Russia has blocked further investigations attributing responsibility for chemical attacks in Syria.
Trying to protect the Assad regime from blame, Moscow vetoed a Security Council resolution extending the mandate of the Joint Investigative Mechanism, established in 2015 for the UN and the Organization for the Prohibition of Chemical Weapons for conclusions of responsibility.
The Russian veto was spurred by a UN-OPCW report last month finding that the Assad regime carried out the April 4, 2017 sarin attack on Khan Sheikhoun in northwest Syria, killing at least 92 people and wounding hundreds.

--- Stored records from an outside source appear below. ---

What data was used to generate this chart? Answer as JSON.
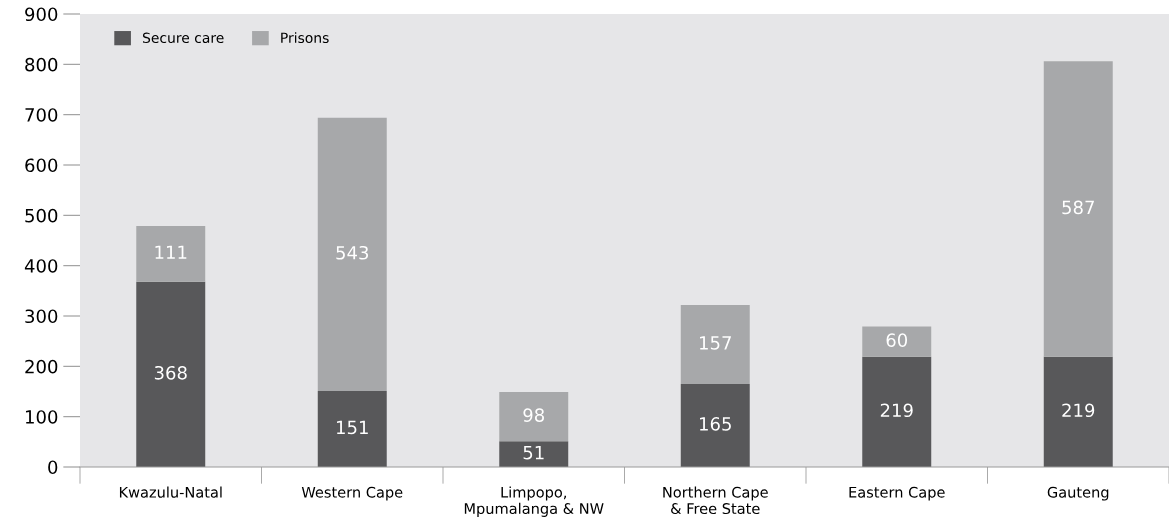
{
  "chart_data": {
    "type": "bar",
    "stacked": true,
    "categories": [
      "Kwazulu-Natal",
      "Western Cape",
      "Limpopo,\nMpumalanga & NW",
      "Northern Cape\n& Free State",
      "Eastern Cape",
      "Gauteng"
    ],
    "series": [
      {
        "name": "Secure care",
        "color": "#58585a",
        "values": [
          368,
          151,
          51,
          165,
          219,
          219
        ]
      },
      {
        "name": "Prisons",
        "color": "#a7a8aa",
        "values": [
          111,
          543,
          98,
          157,
          60,
          587
        ]
      }
    ],
    "ylim": [
      0,
      900
    ],
    "yticks": [
      0,
      100,
      200,
      300,
      400,
      500,
      600,
      700,
      800,
      900
    ],
    "data_labels": true,
    "grid": false,
    "legend": "top left"
  }
}
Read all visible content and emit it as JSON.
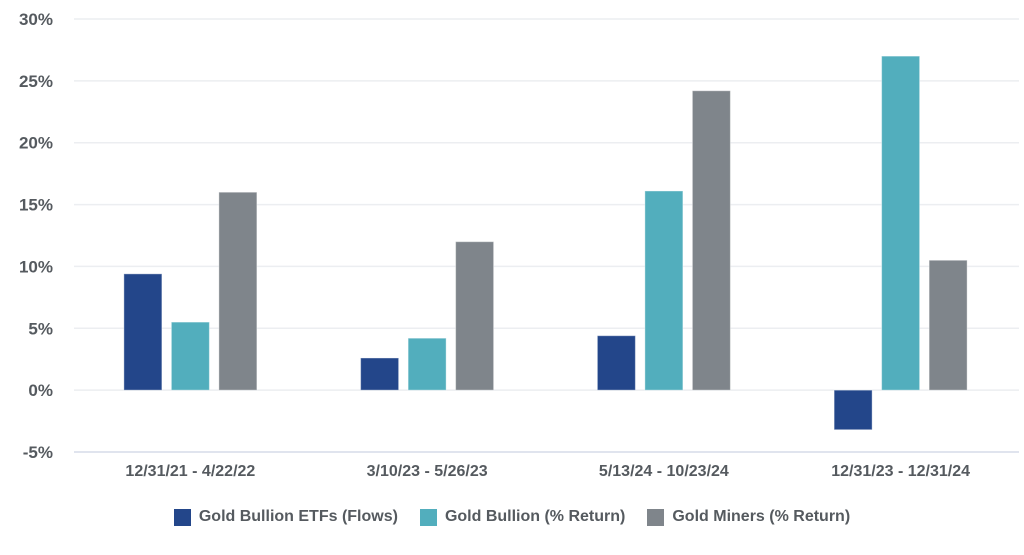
{
  "chart_data": {
    "type": "bar",
    "title": "",
    "xlabel": "",
    "ylabel": "",
    "categories": [
      "12/31/21 - 4/22/22",
      "3/10/23 - 5/26/23",
      "5/13/24 - 10/23/24",
      "12/31/23 - 12/31/24"
    ],
    "series": [
      {
        "name": "Gold Bullion ETFs (Flows)",
        "color": "#23468a",
        "values": [
          9.4,
          2.6,
          4.4,
          -3.2
        ]
      },
      {
        "name": "Gold Bullion (% Return)",
        "color": "#52aebd",
        "values": [
          5.5,
          4.2,
          16.1,
          27.0
        ]
      },
      {
        "name": "Gold Miners (% Return)",
        "color": "#7f858b",
        "values": [
          16.0,
          12.0,
          24.2,
          10.5
        ]
      }
    ],
    "ylim": [
      -5,
      30
    ],
    "yticks": [
      "-5%",
      "0%",
      "5%",
      "10%",
      "15%",
      "20%",
      "25%",
      "30%"
    ],
    "grid": true,
    "legend_position": "bottom"
  }
}
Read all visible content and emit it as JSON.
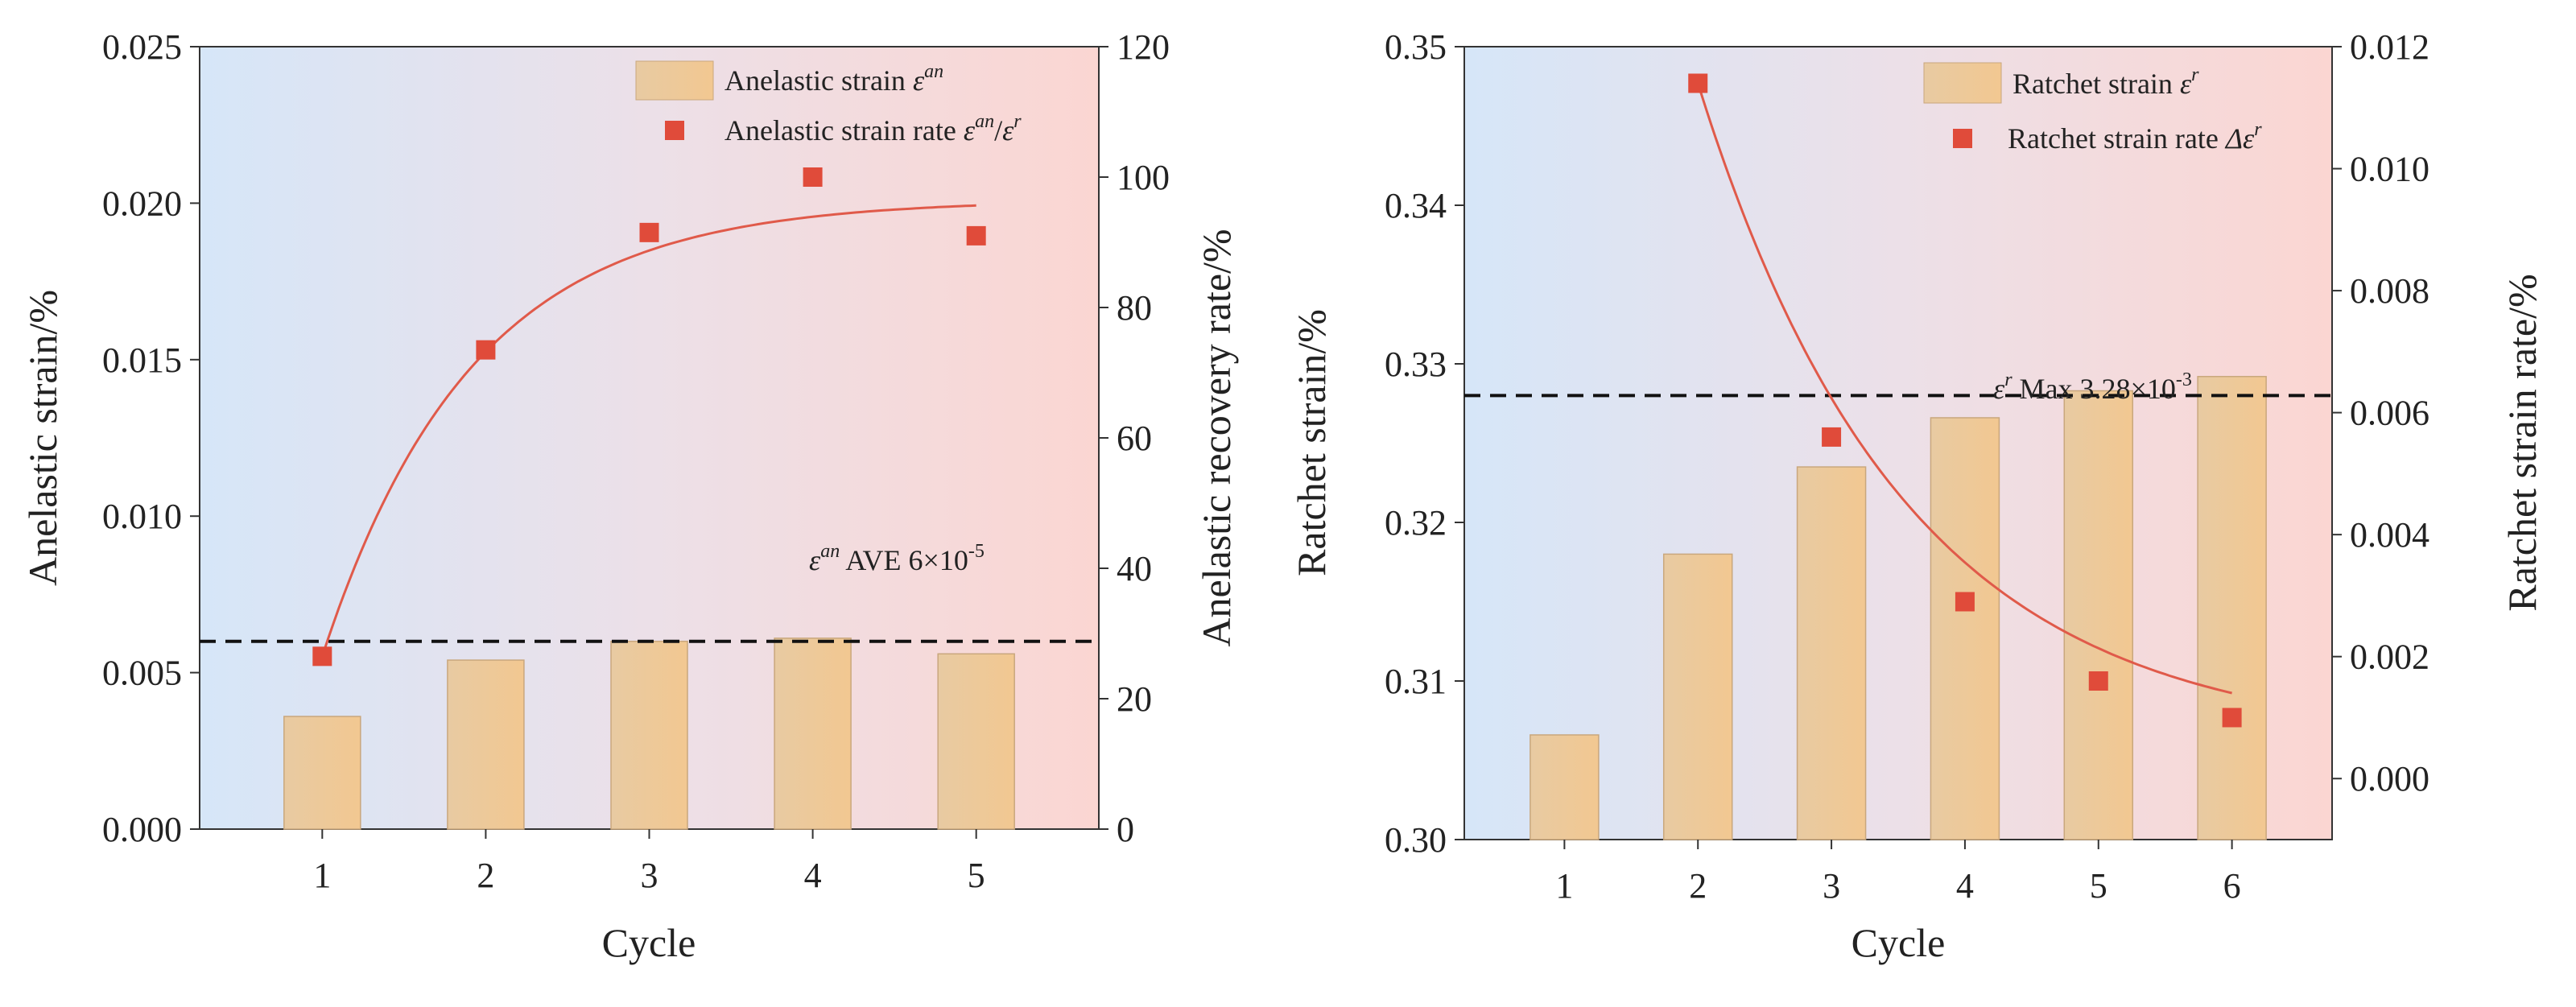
{
  "chart_data": [
    {
      "type": "bar",
      "panel": "left",
      "categories": [
        "1",
        "2",
        "3",
        "4",
        "5"
      ],
      "xlabel": "Cycle",
      "ylabel": "Anelastic strain/%",
      "ylabel_right": "Anelastic recovery rate/%",
      "ylim": [
        0,
        0.025
      ],
      "yticks": [
        "0.000",
        "0.005",
        "0.010",
        "0.015",
        "0.020",
        "0.025"
      ],
      "ylim_right": [
        0,
        120
      ],
      "yticks_right": [
        "0",
        "20",
        "40",
        "60",
        "80",
        "100",
        "120"
      ],
      "series": [
        {
          "name": "Anelastic strain",
          "axis": "left",
          "kind": "bar",
          "values": [
            0.0036,
            0.0054,
            0.006,
            0.0061,
            0.0056
          ]
        },
        {
          "name": "Anelastic strain rate",
          "axis": "right",
          "kind": "scatter",
          "values": [
            26.5,
            73.5,
            91.5,
            100.0,
            91.0
          ]
        },
        {
          "name": "fit",
          "axis": "right",
          "kind": "curve",
          "model": "exp_rise",
          "params": {
            "a": 96.5,
            "b": 70.0,
            "k": 1.1,
            "x0": 1
          },
          "domain": [
            1,
            5
          ]
        }
      ],
      "reference_line": {
        "axis": "left",
        "value": 0.006
      },
      "legend": {
        "position": "top-right",
        "bar_label": "Anelastic strain ",
        "bar_sym": "ε",
        "bar_sup": "an",
        "rate_label": "Anelastic strain rate ",
        "rate_sym": "ε",
        "rate_sup": "an",
        "rate_sep": "/",
        "rate_sym2": "ε",
        "rate_sup2": "r"
      },
      "annotation": {
        "sym": "ε",
        "sup": "an",
        "text": " AVE 6×10",
        "exp": "-5"
      }
    },
    {
      "type": "bar",
      "panel": "right",
      "categories": [
        "1",
        "2",
        "3",
        "4",
        "5",
        "6"
      ],
      "xlabel": "Cycle",
      "ylabel": "Ratchet strain/%",
      "ylabel_right": "Ratchet strain rate/%",
      "ylim": [
        0.3,
        0.35
      ],
      "yticks": [
        "0.30",
        "0.31",
        "0.32",
        "0.33",
        "0.34",
        "0.35"
      ],
      "ylim_right": [
        -0.001,
        0.012
      ],
      "yticks_right": [
        "0.000",
        "0.002",
        "0.004",
        "0.006",
        "0.008",
        "0.010",
        "0.012"
      ],
      "series": [
        {
          "name": "Ratchet strain",
          "axis": "left",
          "kind": "bar",
          "values": [
            0.3066,
            0.318,
            0.3235,
            0.3266,
            0.3283,
            0.3292
          ]
        },
        {
          "name": "Ratchet strain rate",
          "axis": "right",
          "kind": "scatter",
          "values": [
            null,
            0.0114,
            0.0056,
            0.0029,
            0.0016,
            0.001
          ]
        },
        {
          "name": "fit",
          "axis": "right",
          "kind": "curve",
          "model": "exp_decay",
          "params": {
            "a": 0.0006,
            "b": 0.0108,
            "k": 0.65,
            "x0": 2
          },
          "domain": [
            2,
            6
          ]
        }
      ],
      "reference_line": {
        "axis": "left",
        "value": 0.328
      },
      "legend": {
        "position": "top-right",
        "bar_label": "Ratchet strain ",
        "bar_sym": "ε",
        "bar_sup": "r",
        "rate_label": "Ratchet strain rate ",
        "rate_sym": "Δε",
        "rate_sup": "r"
      },
      "annotation": {
        "sym": "ε",
        "sup": "r",
        "text": " Max 3.28×10",
        "exp": "-3"
      }
    }
  ]
}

Since the day of the assault, Moscow and the regime have put out a series of unsupported, contradictory explanations — or even President Assad’s “100%” assertion that the sarin assault was a “fabrication” — to deflect any focus on Damascus’s responsibility. But the October report systematically dissected those scenarios as it concluded that the regime carried out the operation with a Su-22 jet dropping a munition with a sarin canister.
See How UN Concluded Assad Regime Carried Out Sarin Attack on Khan Sheikhoun
The JIM’s mandate did not extend back to the Assad regime’s August 2013 sarin attacks near Damascus that killed at least 1,400 people. However, it has also found the regime responsible for three of its numberous chlorine attacks since spring 2014, and has blamed the Islamic State for attacks with mustard agent in northern Syria.
The extension of the JIM mandate, which expired at midnight on Thursday, was supported by 11 Security Council members. Russia and Bolivia voted against and China and Egypt abstained.
Russia’s veto was its 10th of a Syria-related resolution since the conflict began in March 2011. Four of the resolutions have concerned chemical weapons.
Russian Ambassador Vassily Nebenzia accused the JIM, an independent body, of being in the service of unnamed Council members, “We need a robust, professional mechanism that will help to prevent the proliferation of the threat of chemical terrorism in the region and you need a puppet-like structure to manipulate public opinion.”
Russia withdrew its rival draft resolution after the Council insisted that it had to be considered before the US-drafted resolution for the JIM’s extension.
After the vote on the US draft, Bolivia requested a vote on the Russian text. That version was supported by only four members. It was rejected by seven, with four abstentions.